Q: How do I stop the search engines from indexing a sub domain?

A: So you have your main domain (www.yourdomain.com) and now you have created a sub domain (sales.yourdomain.com)

If you do not want the search engines to index your sub domain - here is what you have to keep in mind.

1. Search engines see sub domains as a different site completely.

So www.yourdomain.com and sales.yourdomain.com are two completely different sites in a search engines mind - and therefore you would require a separate robots.txt file.

NOTE: A robots.txt file is basically a text file that tells the search engines
a) what files/folders to index
b) what files/folders not to index
c) where your sitemap is located

Why would you want to block search engines from certain pages of your site?

- if the page contains little or no content (eg. such as a login page)
- if the page contains just images (images that you don't want indexed)
- privacy pages
- when your site is still in development (eg. under construction page)

All these pointed mentioned above can impact your search engine rankings if you do not set up a robots.txt file to block these type of pages.

If Google (spider) comes to your site and all it sees is an under construction page - your site is already hit negatively.

A robots.txt file saves the search engines time - and lets them know what pages not to waste their time on - so they can spend more time on going to the higher quality pages of your website more frequently.

OK I mentioned before that Google will see sub domains as different sites.

However, it really depends on how the sub domain was set up.

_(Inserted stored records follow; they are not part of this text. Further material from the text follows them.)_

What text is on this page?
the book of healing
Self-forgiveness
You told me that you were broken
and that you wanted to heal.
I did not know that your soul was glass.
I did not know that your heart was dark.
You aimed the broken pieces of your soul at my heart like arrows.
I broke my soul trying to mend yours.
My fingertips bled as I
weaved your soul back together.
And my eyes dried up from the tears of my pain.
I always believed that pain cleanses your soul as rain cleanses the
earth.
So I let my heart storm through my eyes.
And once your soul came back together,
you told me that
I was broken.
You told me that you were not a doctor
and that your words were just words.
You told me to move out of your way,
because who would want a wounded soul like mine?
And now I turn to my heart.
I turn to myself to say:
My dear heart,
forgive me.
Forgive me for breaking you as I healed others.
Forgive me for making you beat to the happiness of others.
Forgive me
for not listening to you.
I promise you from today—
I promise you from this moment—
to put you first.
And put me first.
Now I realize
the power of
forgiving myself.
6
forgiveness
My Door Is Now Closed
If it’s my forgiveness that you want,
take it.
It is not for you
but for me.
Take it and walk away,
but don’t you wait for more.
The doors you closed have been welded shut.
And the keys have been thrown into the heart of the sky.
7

If sales.yourdomain.com goes to the main web directory (as www.yourdomain.com) – you would then need a script to redirect it – and this method only requires one robots.txt file

If the sub domain was created from the DNS – then you would need two separate robots txt file.

If you are not sure - you can always log into your Google Webmaster Tools account - and under the Tools Section – there is a section called ‘Analyze Robots.txt’ – which will verify if you have blocked the sub domain accordingly.